Macron reconnaît la responsabilité française dans le génocide rwandais – Actualités

Le président français Emmanuel Macron a reconnu jeudi la « responsabilité » de son pays dans le génocide commis au Rwanda en 1994, mais a nié toute implication dans le massacre de quelque 800 000 Tutsis et Hutus modérés.

Qu’est-ce que le génocide au Rwanda a à voir avec la Belgique, la France et les États-Unis ?

« Le tueur qui erre dans les marais, les montagnes, les églises, n’a pas de visage de France. Ce n’est pas un complice », a déclaré Macron dans un discours solennel au Monument du Génocide à Kigali, où sont conservés les restes de quelque 250 000 victimes. .

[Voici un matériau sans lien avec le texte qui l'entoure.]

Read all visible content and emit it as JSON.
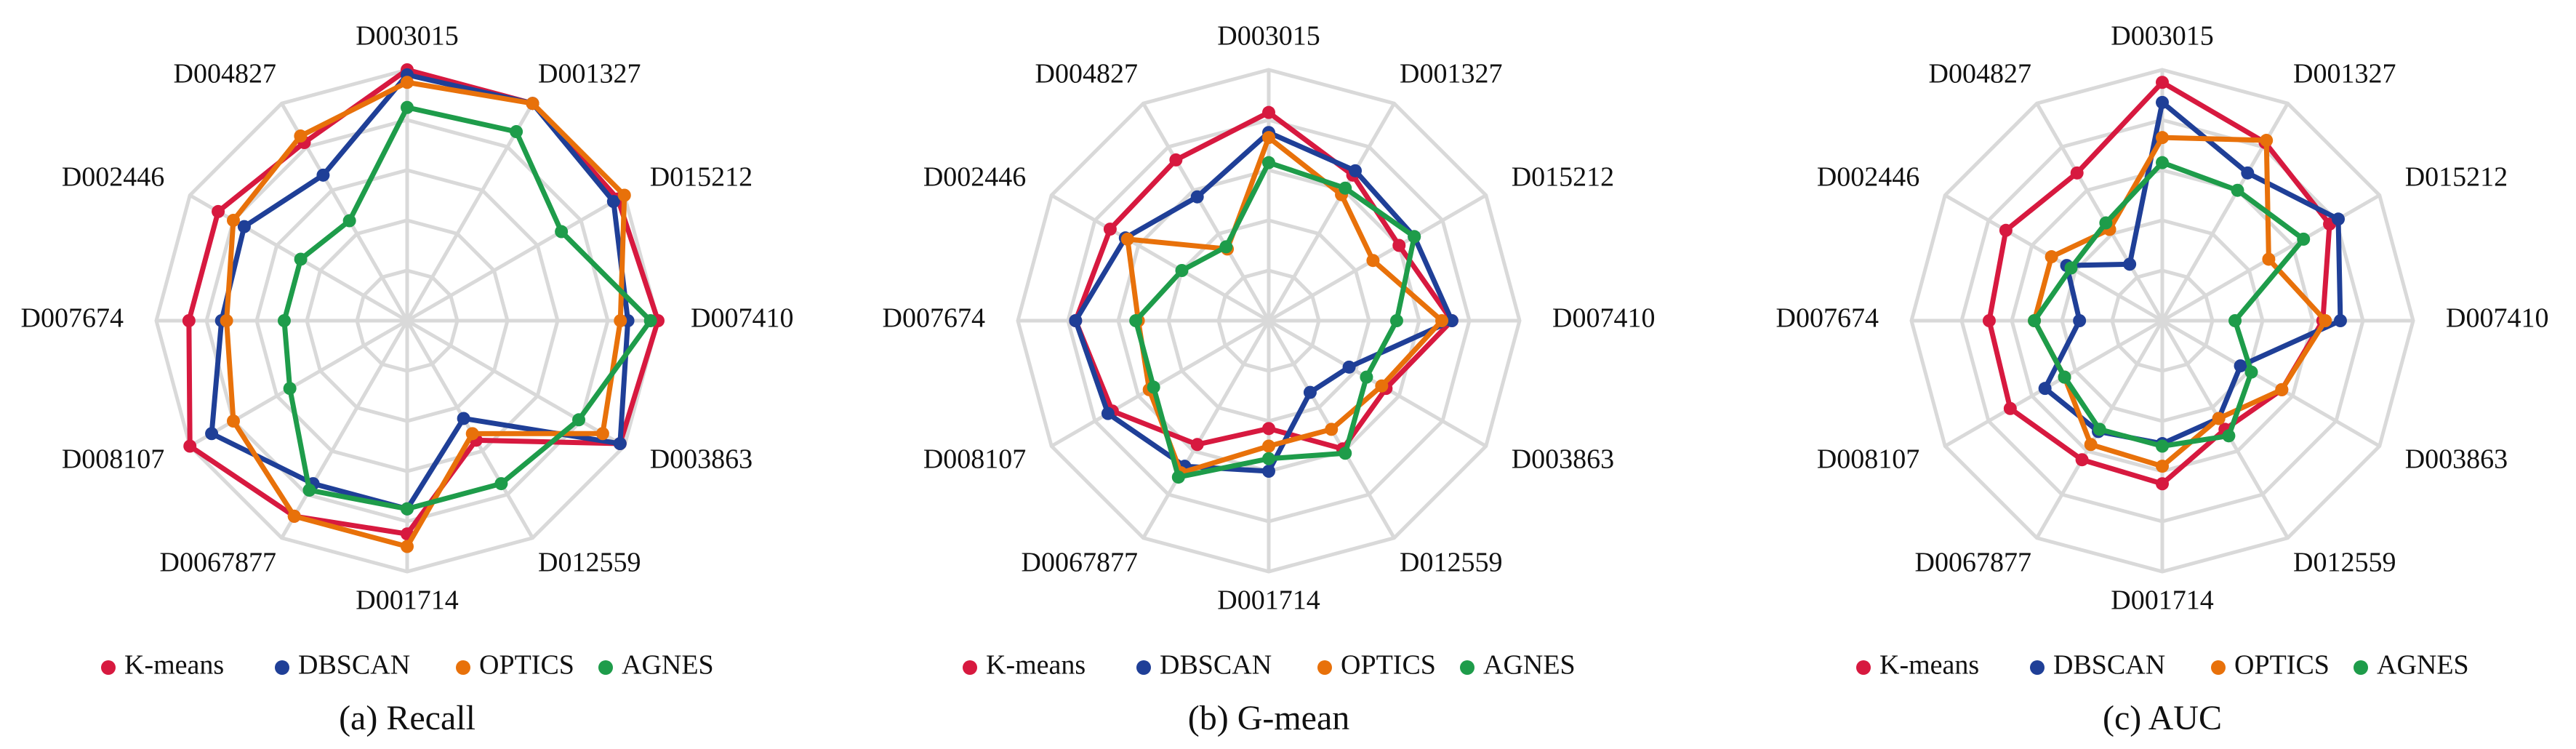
{
  "chart_data": [
    {
      "type": "radar",
      "caption": "(a) Recall",
      "categories": [
        "D003015",
        "D001327",
        "D015212",
        "D007410",
        "D003863",
        "D012559",
        "D001714",
        "D0067877",
        "D008107",
        "D007674",
        "D002446",
        "D004827"
      ],
      "ylim": [
        0,
        1
      ],
      "yticks": [
        0.2,
        0.4,
        0.6,
        0.8,
        1.0
      ],
      "grid": true,
      "series": [
        {
          "name": "K-means",
          "color": "#d7193f",
          "values": [
            1.0,
            1.0,
            0.97,
            1.0,
            0.98,
            0.55,
            0.85,
            0.9,
            1.0,
            0.87,
            0.87,
            0.82
          ]
        },
        {
          "name": "DBSCAN",
          "color": "#1f3f97",
          "values": [
            0.98,
            1.0,
            0.95,
            0.88,
            0.98,
            0.45,
            0.75,
            0.75,
            0.9,
            0.74,
            0.75,
            0.67
          ]
        },
        {
          "name": "OPTICS",
          "color": "#e8710a",
          "values": [
            0.95,
            1.0,
            1.0,
            0.85,
            0.9,
            0.52,
            0.9,
            0.9,
            0.8,
            0.72,
            0.8,
            0.85
          ]
        },
        {
          "name": "AGNES",
          "color": "#1e9c4a",
          "values": [
            0.85,
            0.87,
            0.71,
            0.97,
            0.79,
            0.75,
            0.75,
            0.78,
            0.54,
            0.49,
            0.49,
            0.46
          ]
        }
      ]
    },
    {
      "type": "radar",
      "caption": "(b) G-mean",
      "categories": [
        "D003015",
        "D001327",
        "D015212",
        "D007410",
        "D003863",
        "D012559",
        "D001714",
        "D0067877",
        "D008107",
        "D007674",
        "D002446",
        "D004827"
      ],
      "ylim": [
        0,
        1
      ],
      "yticks": [
        0.2,
        0.4,
        0.6,
        0.8,
        1.0
      ],
      "grid": true,
      "series": [
        {
          "name": "K-means",
          "color": "#d7193f",
          "values": [
            0.83,
            0.67,
            0.6,
            0.73,
            0.54,
            0.59,
            0.43,
            0.57,
            0.72,
            0.77,
            0.73,
            0.74
          ]
        },
        {
          "name": "DBSCAN",
          "color": "#1f3f97",
          "values": [
            0.75,
            0.69,
            0.67,
            0.73,
            0.37,
            0.33,
            0.6,
            0.67,
            0.74,
            0.77,
            0.66,
            0.57
          ]
        },
        {
          "name": "OPTICS",
          "color": "#e8710a",
          "values": [
            0.73,
            0.58,
            0.48,
            0.69,
            0.52,
            0.5,
            0.5,
            0.7,
            0.55,
            0.52,
            0.65,
            0.33
          ]
        },
        {
          "name": "AGNES",
          "color": "#1e9c4a",
          "values": [
            0.63,
            0.61,
            0.67,
            0.51,
            0.45,
            0.61,
            0.55,
            0.72,
            0.53,
            0.53,
            0.4,
            0.34
          ]
        }
      ]
    },
    {
      "type": "radar",
      "caption": "(c) AUC",
      "categories": [
        "D003015",
        "D001327",
        "D015212",
        "D007410",
        "D003863",
        "D012559",
        "D001714",
        "D0067877",
        "D008107",
        "D007674",
        "D002446",
        "D004827"
      ],
      "ylim": [
        0,
        1
      ],
      "yticks": [
        0.2,
        0.4,
        0.6,
        0.8,
        1.0
      ],
      "grid": true,
      "series": [
        {
          "name": "K-means",
          "color": "#d7193f",
          "values": [
            0.95,
            0.82,
            0.77,
            0.64,
            0.55,
            0.5,
            0.65,
            0.64,
            0.7,
            0.69,
            0.72,
            0.68
          ]
        },
        {
          "name": "DBSCAN",
          "color": "#1f3f97",
          "values": [
            0.87,
            0.68,
            0.81,
            0.71,
            0.36,
            0.45,
            0.49,
            0.51,
            0.54,
            0.33,
            0.44,
            0.26
          ]
        },
        {
          "name": "OPTICS",
          "color": "#e8710a",
          "values": [
            0.73,
            0.83,
            0.49,
            0.65,
            0.55,
            0.45,
            0.58,
            0.57,
            0.45,
            0.51,
            0.51,
            0.42
          ]
        },
        {
          "name": "AGNES",
          "color": "#1e9c4a",
          "values": [
            0.63,
            0.6,
            0.65,
            0.29,
            0.41,
            0.53,
            0.5,
            0.5,
            0.45,
            0.51,
            0.42,
            0.45
          ]
        }
      ]
    }
  ]
}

« Mais la France a un rôle, une histoire et une responsabilité politique au Rwanda. Et elle a un devoir : faire face à l’histoire et reconnaître l’ampleur des souffrances qu’elle a causées au peuple rwandais, faire triompher le silence sur le contrôle de la vérité trop longtemps », admet-il .

« La France n’écoute pas la voix de ceux qui l’ont prévenue, ou surestime son pouvoir en pensant qu’elle pourrait empêcher le pire. La France ne comprend pas qu’en voulant éviter un conflit régional ou une guerre civile, elle soit en réalité du côté de le régime génocidaire », a-t-il ajouté.

« En ignorant les mises en garde des observateurs les plus évidents, la France a assumé une grande responsabilité dans la spirale qui mène au pire, alors même qu’elle tente de l’éviter », a ajouté le président français, qui a déposé une gerbe devant le monument. , avant cela, il s’est immédiatement cambré.

Macron est arrivé ce matin à Kigali pour une visite d’État historique visant à normaliser les relations bilatérales, qui ont été secouées par le génocide de 1994 après que le Rwanda a accusé la France d’être impliquée dans le massacre.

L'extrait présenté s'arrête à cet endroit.